1922 Henderson K de Luxe
In 1922 the 28 hp (at 3400 rpm) DeLuxe was released. Improvements included a larger, more efficient carburetor, improved intake manifold and rear brakes; redesigned crankshaft, cylinder head cooling, exhaust system and seat. There were also optional Lynite die-cast alloy pistons and a revised reverse gear.
The heavier Police Department version was demonstrated first to the Chicago Police, and achieved 98 mph. When it was demonstrated to the San Diego Police a genuine 100 mph was achieved. Harley Davidson, decided to challenge Henderson to a contest that was held at Dundee Road, Chicago, in April 1922.
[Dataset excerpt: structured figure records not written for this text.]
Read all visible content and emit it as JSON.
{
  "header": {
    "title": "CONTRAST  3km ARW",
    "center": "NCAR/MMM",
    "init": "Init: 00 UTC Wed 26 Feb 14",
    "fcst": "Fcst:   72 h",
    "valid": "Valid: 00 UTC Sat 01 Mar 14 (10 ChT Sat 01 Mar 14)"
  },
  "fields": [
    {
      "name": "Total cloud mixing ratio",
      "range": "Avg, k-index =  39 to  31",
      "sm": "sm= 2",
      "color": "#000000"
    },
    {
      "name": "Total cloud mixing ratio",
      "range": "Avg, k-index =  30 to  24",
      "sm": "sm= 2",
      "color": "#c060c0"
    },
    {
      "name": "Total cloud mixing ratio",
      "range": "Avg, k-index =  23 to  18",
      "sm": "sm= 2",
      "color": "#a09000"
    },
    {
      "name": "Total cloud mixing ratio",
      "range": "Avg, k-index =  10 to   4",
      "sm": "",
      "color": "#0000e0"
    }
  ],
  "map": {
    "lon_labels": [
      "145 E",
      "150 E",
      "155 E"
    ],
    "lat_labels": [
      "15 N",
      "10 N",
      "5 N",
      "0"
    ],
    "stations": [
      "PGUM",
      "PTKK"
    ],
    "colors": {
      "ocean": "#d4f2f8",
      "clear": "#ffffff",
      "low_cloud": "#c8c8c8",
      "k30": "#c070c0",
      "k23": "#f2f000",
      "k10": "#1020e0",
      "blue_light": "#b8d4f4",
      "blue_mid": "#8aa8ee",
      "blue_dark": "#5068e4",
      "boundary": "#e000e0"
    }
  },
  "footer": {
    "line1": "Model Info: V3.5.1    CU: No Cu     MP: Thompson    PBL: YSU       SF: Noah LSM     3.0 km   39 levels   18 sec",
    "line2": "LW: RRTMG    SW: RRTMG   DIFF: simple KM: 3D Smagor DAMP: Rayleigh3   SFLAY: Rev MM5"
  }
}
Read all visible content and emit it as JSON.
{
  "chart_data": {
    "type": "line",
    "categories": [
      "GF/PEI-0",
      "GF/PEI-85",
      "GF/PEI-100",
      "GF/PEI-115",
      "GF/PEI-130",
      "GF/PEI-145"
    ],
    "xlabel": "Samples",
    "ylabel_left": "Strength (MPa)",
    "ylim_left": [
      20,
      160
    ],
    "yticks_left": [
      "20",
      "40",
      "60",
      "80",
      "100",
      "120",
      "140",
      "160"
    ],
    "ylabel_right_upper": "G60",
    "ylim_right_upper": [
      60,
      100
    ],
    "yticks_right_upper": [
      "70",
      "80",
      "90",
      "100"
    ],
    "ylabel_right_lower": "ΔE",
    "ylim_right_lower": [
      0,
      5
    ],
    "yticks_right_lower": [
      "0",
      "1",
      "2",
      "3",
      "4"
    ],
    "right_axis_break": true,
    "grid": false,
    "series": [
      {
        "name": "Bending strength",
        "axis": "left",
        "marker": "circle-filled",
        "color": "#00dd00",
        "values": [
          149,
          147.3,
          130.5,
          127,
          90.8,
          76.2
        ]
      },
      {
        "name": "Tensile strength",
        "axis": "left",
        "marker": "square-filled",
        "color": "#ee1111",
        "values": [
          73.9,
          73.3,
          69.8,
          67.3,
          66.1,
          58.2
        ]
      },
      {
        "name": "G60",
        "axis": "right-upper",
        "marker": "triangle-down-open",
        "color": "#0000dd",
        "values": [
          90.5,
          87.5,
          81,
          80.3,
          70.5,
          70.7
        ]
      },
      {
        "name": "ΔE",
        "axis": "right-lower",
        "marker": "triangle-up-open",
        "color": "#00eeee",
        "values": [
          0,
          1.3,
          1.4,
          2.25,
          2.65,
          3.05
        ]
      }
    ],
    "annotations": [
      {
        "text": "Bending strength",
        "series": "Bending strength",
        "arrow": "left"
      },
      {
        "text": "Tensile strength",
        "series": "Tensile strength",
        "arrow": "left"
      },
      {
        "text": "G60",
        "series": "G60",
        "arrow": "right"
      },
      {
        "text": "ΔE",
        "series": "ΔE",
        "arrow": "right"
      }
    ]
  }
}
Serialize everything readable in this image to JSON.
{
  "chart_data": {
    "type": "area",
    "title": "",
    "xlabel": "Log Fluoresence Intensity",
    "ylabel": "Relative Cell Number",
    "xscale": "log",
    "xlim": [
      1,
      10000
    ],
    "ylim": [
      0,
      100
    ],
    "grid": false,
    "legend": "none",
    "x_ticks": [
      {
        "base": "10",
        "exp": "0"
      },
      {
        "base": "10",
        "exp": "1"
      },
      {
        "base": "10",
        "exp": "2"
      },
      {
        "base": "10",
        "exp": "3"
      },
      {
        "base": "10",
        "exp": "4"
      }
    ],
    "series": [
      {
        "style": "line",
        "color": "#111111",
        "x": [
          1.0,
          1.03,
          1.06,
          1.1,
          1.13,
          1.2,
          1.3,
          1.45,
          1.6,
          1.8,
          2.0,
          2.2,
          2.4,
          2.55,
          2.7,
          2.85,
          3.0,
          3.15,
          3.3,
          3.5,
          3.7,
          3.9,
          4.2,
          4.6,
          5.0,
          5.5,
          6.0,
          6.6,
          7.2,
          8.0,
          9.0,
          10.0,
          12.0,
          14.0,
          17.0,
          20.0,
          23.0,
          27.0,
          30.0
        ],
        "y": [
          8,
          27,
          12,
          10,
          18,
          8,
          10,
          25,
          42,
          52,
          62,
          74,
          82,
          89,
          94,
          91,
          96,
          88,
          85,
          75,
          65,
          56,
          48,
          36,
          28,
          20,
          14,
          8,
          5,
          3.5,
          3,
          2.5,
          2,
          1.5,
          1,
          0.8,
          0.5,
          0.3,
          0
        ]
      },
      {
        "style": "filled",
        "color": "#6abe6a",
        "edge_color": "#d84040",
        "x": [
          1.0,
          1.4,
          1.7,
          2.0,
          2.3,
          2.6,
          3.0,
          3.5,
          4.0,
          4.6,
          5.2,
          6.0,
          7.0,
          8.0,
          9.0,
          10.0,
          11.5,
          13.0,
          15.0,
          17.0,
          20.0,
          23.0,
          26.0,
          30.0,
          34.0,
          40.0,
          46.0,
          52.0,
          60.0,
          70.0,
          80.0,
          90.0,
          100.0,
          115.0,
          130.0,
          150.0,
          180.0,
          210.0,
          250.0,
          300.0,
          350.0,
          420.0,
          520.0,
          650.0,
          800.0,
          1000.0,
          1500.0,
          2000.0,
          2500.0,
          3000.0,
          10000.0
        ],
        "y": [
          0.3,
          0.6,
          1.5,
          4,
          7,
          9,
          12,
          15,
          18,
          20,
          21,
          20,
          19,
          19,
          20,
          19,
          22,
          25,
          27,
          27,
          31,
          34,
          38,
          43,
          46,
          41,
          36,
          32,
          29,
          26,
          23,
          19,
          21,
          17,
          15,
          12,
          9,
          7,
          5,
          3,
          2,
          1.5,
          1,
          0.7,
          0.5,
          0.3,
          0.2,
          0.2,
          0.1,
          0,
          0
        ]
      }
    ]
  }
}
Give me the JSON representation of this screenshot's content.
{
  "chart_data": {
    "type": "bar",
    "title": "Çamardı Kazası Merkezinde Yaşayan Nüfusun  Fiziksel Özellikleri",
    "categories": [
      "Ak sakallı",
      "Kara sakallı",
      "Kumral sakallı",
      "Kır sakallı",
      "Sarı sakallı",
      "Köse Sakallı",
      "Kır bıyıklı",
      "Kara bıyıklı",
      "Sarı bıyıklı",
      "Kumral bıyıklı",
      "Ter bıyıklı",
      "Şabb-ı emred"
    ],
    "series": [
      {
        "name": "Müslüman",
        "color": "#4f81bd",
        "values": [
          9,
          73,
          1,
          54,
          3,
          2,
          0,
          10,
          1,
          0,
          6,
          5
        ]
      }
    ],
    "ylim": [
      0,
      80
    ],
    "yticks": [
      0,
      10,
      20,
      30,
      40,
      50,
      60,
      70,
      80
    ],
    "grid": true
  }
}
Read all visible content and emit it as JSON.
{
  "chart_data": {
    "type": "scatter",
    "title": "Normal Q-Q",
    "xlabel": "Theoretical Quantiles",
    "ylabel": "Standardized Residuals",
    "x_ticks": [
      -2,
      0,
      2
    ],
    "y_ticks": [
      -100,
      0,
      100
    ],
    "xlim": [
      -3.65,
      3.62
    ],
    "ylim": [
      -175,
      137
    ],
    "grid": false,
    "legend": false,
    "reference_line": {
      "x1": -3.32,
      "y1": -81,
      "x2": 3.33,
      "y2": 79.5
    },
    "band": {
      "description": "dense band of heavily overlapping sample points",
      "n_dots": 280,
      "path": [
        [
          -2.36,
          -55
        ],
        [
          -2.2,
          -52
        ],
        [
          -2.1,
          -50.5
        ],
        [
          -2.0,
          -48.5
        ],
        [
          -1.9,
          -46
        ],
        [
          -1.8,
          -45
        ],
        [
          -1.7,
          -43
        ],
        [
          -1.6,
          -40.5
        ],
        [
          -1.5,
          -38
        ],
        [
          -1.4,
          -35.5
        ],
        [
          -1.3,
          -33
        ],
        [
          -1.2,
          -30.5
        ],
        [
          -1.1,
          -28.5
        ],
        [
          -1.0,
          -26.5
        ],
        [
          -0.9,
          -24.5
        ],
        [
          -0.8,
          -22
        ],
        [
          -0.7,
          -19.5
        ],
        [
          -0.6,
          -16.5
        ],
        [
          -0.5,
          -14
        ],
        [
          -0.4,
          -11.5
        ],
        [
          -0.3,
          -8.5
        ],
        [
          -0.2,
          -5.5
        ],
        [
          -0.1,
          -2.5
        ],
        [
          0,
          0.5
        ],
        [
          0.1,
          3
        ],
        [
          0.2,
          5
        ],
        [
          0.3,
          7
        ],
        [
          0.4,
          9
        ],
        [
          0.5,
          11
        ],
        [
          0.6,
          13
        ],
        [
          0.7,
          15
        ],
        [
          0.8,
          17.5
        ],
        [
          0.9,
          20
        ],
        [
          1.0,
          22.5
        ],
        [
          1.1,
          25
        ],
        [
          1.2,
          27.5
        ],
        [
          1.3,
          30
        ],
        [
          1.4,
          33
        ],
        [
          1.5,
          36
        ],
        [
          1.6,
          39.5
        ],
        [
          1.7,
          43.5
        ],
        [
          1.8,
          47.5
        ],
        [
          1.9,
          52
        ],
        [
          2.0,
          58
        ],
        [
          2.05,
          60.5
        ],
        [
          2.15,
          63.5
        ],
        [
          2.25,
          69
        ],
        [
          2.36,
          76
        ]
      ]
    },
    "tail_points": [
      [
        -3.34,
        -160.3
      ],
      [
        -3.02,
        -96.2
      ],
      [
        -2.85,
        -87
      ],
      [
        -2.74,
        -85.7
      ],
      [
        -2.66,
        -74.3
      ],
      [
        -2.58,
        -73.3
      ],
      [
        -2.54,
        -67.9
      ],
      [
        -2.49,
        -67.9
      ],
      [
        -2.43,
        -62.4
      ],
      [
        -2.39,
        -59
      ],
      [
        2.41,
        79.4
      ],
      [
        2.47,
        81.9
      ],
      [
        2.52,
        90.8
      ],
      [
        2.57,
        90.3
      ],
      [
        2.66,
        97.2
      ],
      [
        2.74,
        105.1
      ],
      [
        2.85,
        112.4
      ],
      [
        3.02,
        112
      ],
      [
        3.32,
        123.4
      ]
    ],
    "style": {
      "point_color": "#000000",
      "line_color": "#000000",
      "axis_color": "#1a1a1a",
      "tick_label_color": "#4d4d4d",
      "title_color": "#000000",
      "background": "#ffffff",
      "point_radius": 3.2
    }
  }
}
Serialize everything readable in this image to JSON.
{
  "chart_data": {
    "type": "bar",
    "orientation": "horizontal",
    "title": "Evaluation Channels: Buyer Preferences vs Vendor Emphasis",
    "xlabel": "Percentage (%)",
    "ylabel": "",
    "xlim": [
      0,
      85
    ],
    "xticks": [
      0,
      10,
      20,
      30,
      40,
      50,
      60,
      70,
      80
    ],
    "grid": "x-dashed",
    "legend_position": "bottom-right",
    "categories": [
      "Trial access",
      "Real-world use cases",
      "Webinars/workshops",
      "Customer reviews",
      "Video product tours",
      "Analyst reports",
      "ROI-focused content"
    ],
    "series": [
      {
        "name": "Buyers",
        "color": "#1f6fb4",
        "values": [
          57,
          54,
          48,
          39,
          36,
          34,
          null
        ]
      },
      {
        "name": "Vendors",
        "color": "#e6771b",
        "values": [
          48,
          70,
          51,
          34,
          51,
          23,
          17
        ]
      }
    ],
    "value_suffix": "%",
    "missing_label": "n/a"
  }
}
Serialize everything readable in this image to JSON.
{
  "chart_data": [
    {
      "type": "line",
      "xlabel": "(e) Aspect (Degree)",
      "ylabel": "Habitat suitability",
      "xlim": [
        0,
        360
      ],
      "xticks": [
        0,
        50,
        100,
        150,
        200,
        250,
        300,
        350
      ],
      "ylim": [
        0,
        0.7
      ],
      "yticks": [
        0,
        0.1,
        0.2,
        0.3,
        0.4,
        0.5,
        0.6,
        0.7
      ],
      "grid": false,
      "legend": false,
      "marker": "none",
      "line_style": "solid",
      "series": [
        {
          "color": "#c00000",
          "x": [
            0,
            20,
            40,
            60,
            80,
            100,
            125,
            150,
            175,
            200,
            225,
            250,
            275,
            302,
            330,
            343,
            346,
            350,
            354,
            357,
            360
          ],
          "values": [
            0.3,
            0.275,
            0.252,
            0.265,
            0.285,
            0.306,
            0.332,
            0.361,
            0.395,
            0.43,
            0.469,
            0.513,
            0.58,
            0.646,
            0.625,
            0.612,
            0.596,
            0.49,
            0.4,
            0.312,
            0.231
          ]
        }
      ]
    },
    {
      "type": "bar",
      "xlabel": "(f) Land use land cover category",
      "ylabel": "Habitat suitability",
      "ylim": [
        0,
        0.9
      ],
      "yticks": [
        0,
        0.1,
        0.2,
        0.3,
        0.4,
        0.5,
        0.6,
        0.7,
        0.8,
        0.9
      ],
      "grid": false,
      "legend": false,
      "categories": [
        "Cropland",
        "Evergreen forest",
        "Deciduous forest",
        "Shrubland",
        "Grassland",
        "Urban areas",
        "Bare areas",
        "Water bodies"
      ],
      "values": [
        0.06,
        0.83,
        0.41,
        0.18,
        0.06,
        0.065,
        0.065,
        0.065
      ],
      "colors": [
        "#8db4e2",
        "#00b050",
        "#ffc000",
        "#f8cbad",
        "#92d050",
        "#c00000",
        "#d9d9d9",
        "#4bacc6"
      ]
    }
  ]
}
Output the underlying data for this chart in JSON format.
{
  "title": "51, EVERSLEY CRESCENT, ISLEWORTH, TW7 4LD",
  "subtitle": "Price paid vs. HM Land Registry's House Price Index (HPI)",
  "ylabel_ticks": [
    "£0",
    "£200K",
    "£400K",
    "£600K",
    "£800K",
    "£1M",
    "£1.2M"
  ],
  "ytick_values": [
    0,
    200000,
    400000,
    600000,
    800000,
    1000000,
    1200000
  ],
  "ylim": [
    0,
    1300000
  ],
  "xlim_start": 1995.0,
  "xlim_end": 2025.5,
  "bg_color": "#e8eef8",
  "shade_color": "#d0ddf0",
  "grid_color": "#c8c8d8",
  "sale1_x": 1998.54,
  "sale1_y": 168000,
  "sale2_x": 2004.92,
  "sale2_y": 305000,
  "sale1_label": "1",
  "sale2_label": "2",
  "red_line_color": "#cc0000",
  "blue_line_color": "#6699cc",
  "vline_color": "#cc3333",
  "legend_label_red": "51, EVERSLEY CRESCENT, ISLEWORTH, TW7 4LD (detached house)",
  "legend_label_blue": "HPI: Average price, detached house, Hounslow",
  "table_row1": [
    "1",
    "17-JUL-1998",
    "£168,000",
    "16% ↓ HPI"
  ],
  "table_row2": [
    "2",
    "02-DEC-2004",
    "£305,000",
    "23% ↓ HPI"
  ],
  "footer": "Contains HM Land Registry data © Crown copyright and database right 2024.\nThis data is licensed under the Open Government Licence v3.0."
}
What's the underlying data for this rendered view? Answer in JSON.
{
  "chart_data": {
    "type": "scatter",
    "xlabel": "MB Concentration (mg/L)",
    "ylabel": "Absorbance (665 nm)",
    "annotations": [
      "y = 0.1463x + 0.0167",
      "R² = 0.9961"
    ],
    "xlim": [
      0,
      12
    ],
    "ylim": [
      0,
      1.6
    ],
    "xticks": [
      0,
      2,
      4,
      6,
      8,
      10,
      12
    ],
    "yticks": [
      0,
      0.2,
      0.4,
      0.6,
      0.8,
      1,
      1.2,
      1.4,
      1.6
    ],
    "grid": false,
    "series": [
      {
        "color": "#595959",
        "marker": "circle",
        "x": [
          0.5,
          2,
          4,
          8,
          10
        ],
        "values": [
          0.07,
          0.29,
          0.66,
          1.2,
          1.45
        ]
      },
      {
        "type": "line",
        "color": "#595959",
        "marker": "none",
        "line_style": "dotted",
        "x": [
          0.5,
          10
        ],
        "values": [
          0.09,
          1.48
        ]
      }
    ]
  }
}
The Harley won the first heat, but lost the other eleven, with the Henderson exceeding 100 mph. This was a shining hour for Henderson. Between May 30 and 31, 1922, Wells Bennet and his Henderson Deluxe set a new 24‑hour endurance record (including all the intermediate records) at the Tacoma Speedway, Washington, clocking up 1562.54 miles averaging 65.1 mph. This record was not beaten until 1933, by a Peugeot with a team of four. The solo record was not bettered until 1937 when Fred Ham's 61 cubic inch Harley averaged 76 mph.
On December 11, 1922, William Henderson was killed in a motor accident testing his new Ace. In 1923 Arthur O. Lemon left Excelsior to become chief engineer for Ace.